The Brazilian Democratic Movement Party (PMDB) decided at a leadership meeting that its six remaining ministers in Rousseff’s cabinet, as well as all other party members with government appointments, must resign or face ethics proceedings.
The break sharply raises the odds Rousseff will be impeached by Congress in a matter of months, or even weeks, which would put Vice President Michel Temer, leader of the PMDB, in the presidential seat.
Rousseff is embroiled in corruption allegations and accusations that she manipulated economic information – all of which she denies.
Al Jazeera’s Gabriel Elizondo, reporting from the capital, Brasilia, said the PMDB’s decision was an “absolutely huge setback” for Rousseff.
“[PMDB] was her key ally party in her coalition, and with the entire party now saying they are breaking away from Rousseff’s ruling coalition, it basically signals that her coalition is crumbling,” Elizondo said.
“This really sets into motion a whole new phase in this impeachment process, with Dilma Rousseff now facing an even higher and harder uphill battle to try and save her presidency.”

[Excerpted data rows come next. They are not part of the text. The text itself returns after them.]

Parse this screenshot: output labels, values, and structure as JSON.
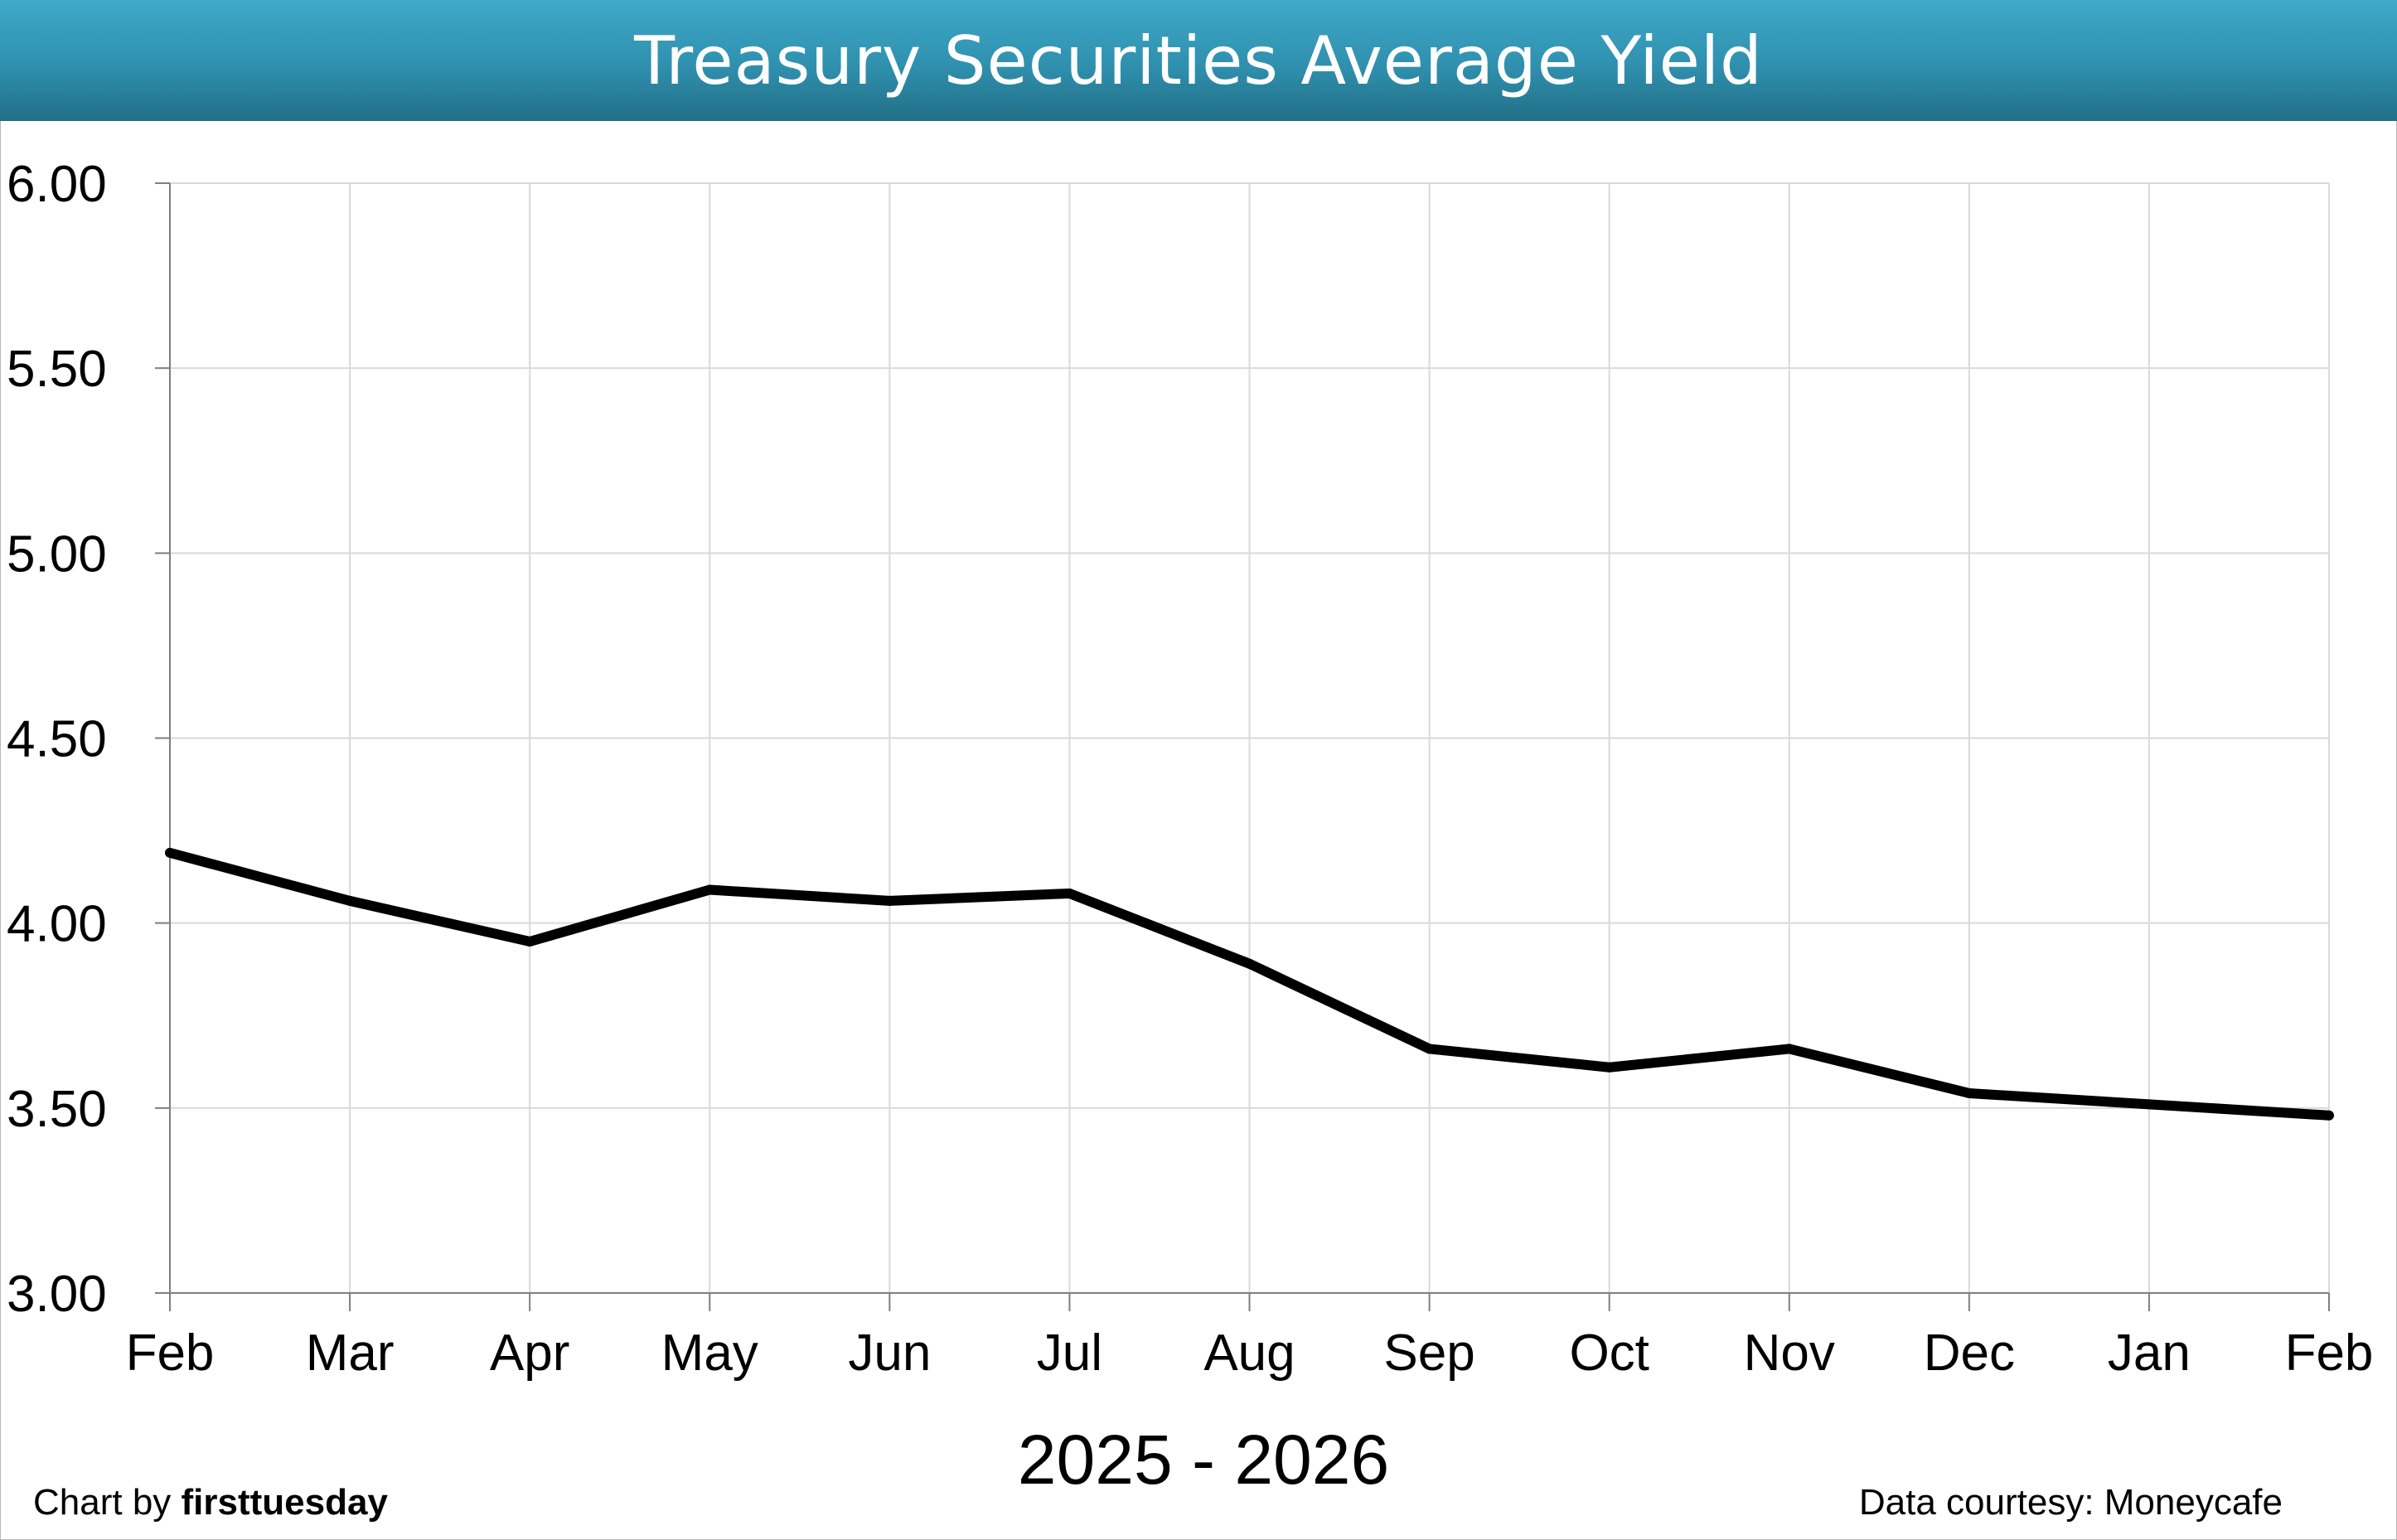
{
  "header": {
    "title": "Treasury Securities Average Yield"
  },
  "footer": {
    "credit_prefix": "Chart by",
    "credit_brand": "firsttuesday",
    "source": "Data courtesy: Moneycafe"
  },
  "colors": {
    "header_top": "#3fa9c9",
    "header_bottom": "#226f86",
    "line": "#000000",
    "grid": "#d9d9d9"
  },
  "chart_data": {
    "type": "line",
    "title": "Treasury Securities Average Yield",
    "xlabel": "2025 - 2026",
    "ylabel": "",
    "categories": [
      "Feb",
      "Mar",
      "Apr",
      "May",
      "Jun",
      "Jul",
      "Aug",
      "Sep",
      "Oct",
      "Nov",
      "Dec",
      "Jan",
      "Feb"
    ],
    "series": [
      {
        "values": [
          4.19,
          4.06,
          3.95,
          4.09,
          4.06,
          4.08,
          3.89,
          3.66,
          3.61,
          3.66,
          3.54,
          3.51,
          3.48
        ]
      }
    ],
    "ylim": [
      3.0,
      6.0
    ],
    "yticks": [
      "3.00",
      "3.50",
      "4.00",
      "4.50",
      "5.00",
      "5.50",
      "6.00"
    ],
    "grid": true,
    "legend": "none"
  }
}
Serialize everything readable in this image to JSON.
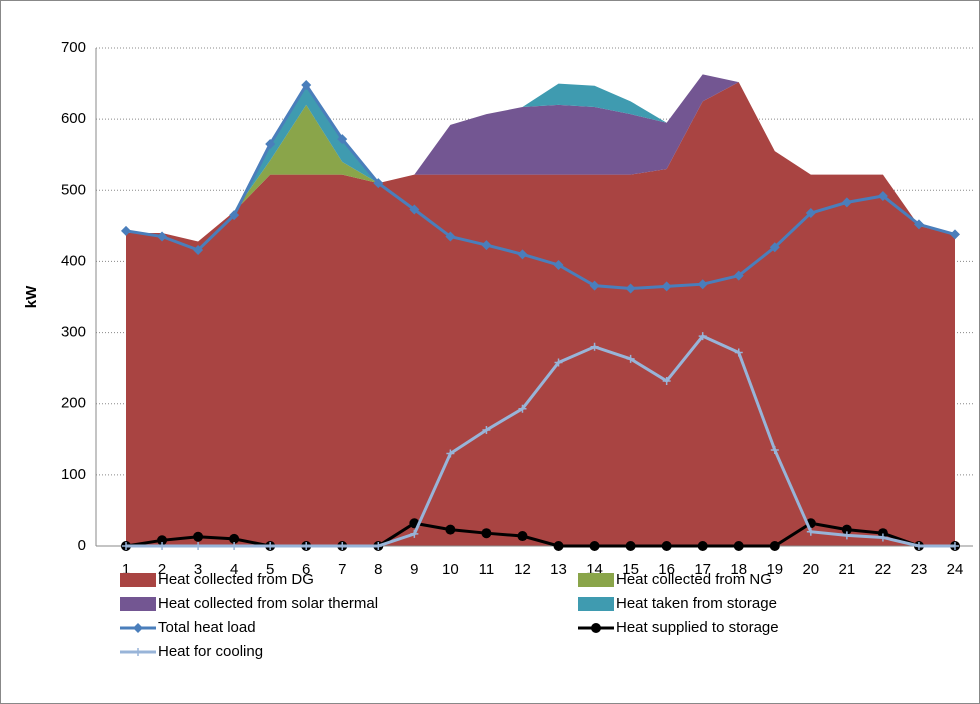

Rousseff is struggling to save her presidency amid the worst economic recession in a generation and the widening fraud investigation that started at state-run oil company Petroleo Brasileiro.
On Monday, the Brazilian Bar Association (OAB) filed a legal request to impeach the president for obstructing justice and fiscal accounting tricks.
Rousseff already faces an impeachment process over the alleged manipulation of government accounts that opposition parties maintain helped her win re-election narrowly in 2014 by allowing her to boost public spending.
The second request by the bar association, which represents one million lawyers, also involved Rousseff granting international football body FIFA tax-exempt status during the 2014 World Cup.
In reaction to the claims, Tourism Minister Henrique Eduardo Alves turned in a resignation letter on the same day, becoming the first prominent PMDB minister to step down from Rousseff’s government.
Our correspondent said Tuesday’s PMDB decision has now made it extremely difficult for Rousseff to gather the number of votes required – 171 – to block her impeachment.
“Right now, her people are huddled around literally counting votes,” Elizondo said.
“Even before this party broke from her coalition, it was going to be a very tight impeachment battle and a very tight vote in Congress. Now, it’s not with total certainty but pretty close that she is going to have a very difficult time trying to overcome this impeachment.”
The president has repeatedly said she is not going to step down and has likened the moves to impeach her to a coup.